Let’s face it—most of us don’t like meetings. You know, the kind that have an agenda (allegedly), where there’s more engaging conversation about last night’s ballgame than strategizing, and where decisions typically get “tabled” until the next meeting. You’ve been there. And, let’s be honest, you don’t enjoy them any more than I do.
The question is; does your disdain for these sort of meetings negatively impact your level of engagement and participation in your weekly small group meeting? If you’re frustrated with a string of boring get-nowhere meetings, here are two quick tips to make sure your small group doesn’t suffer the same fate:
1. Have a Plan
Whatever sort of meeting you’re involved with—work-related, PTO, baseball coaching—things go more smoothly if there is a specified plan. Your small group gathering is no different.
People like to know what they can expect when they get together. They like to know what the focus will be for the next hour and a half of their lives. As a leader, it’s your job to communicate your plans for the evening as soon as you have everyone’s attention.
This helps everyone feel at ease that there are no surprises—and gives them the opportunity to prepare their mind and heart for what comes next.
You don’t need an official agenda, but clarifying a plan at the beginning can make a big difference.
2. Lead with Respect
We’ve all been in meetings where the leader/facilitator clearly did not have much respect for you or your time. They don’t say it, and it’s not an intentional thing, but they lead their meeting without a specific plan. They often toss in a joke here and a rabbit-trail conversation there. (Sometimes this is needed to loosen people up a bit, but more often then not it’s due to a lack of concern for others.)
This is the sort of thing that makes people not want to return to your group each week.

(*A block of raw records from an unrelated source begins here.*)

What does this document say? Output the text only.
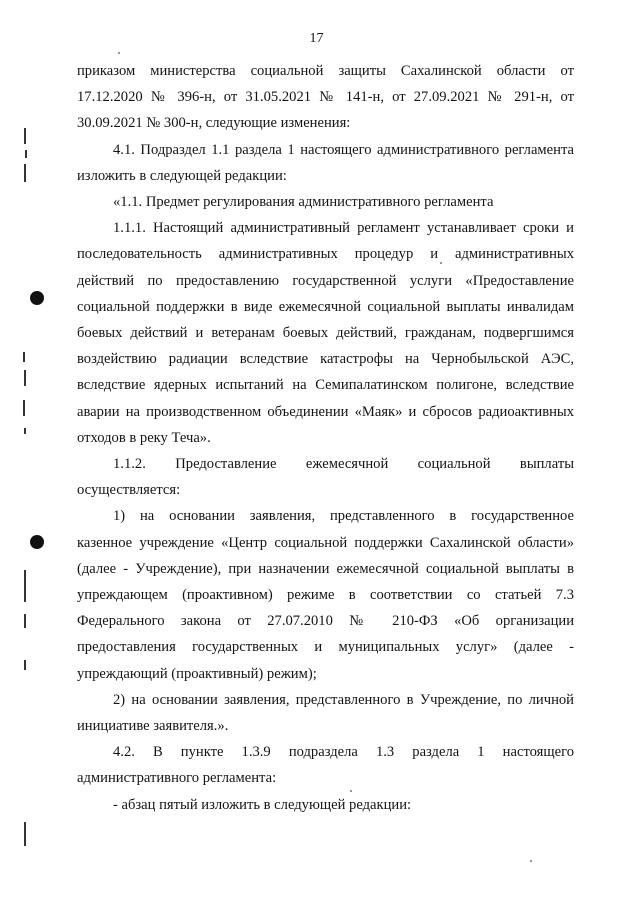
17
приказом министерства социальной защиты Сахалинской области от
17.12.2020 № 396-н, от 31.05.2021 № 141-н, от 27.09.2021 № 291-н, от
30.09.2021 № 300-н, следующие изменения:
4.1. Подраздел 1.1 раздела 1 настоящего административного регламента
изложить в следующей редакции:
«1.1. Предмет регулирования административного регламента
1.1.1. Настоящий административный регламент устанавливает сроки и
последовательность административных процедур и административных
действий по предоставлению государственной услуги «Предоставление
социальной поддержки в виде ежемесячной социальной выплаты инвалидам
боевых действий и ветеранам боевых действий, гражданам, подвергшимся
воздействию радиации вследствие катастрофы на Чернобыльской АЭС,
вследствие ядерных испытаний на Семипалатинском полигоне, вследствие
аварии на производственном объединении «Маяк» и сбросов радиоактивных
отходов в реку Теча».
1.1.2. Предоставление ежемесячной социальной выплаты
осуществляется:
1) на основании заявления, представленного в государственное
казенное учреждение «Центр социальной поддержки Сахалинской области»
(далее - Учреждение), при назначении ежемесячной социальной выплаты в
упреждающем (проактивном) режиме в соответствии со статьей 7.3
Федерального закона от 27.07.2010 № 210-ФЗ «Об организации
предоставления государственных и муниципальных услуг» (далее -
упреждающий (проактивный) режим);
2) на основании заявления, представленного в Учреждение, по личной
инициативе заявителя.».
4.2. В пункте 1.3.9 подраздела 1.3 раздела 1 настоящего
административного регламента:
- абзац пятый изложить в следующей редакции:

So the recommendation is to lead your small group meeting with intentionality and purpose. Lead with a sense of urgency. Lead with a sense of meaning and purpose and focus. Not rushed, of course, but with a goal in mind. That goal might be an evening of prayer, an in-depth study time, or the sharing of each other’s stories. Whatever the goal is, it’s your responsibility as a leader/facilitator to guide your group down the right path.
Getting bogged down in trivial things will slow your group’s progress and frustrate group members. Try not to recreate the disdain they have for corporate and PTO meetings in your small group. Instead, lead your group with respect for people’s time and concerns.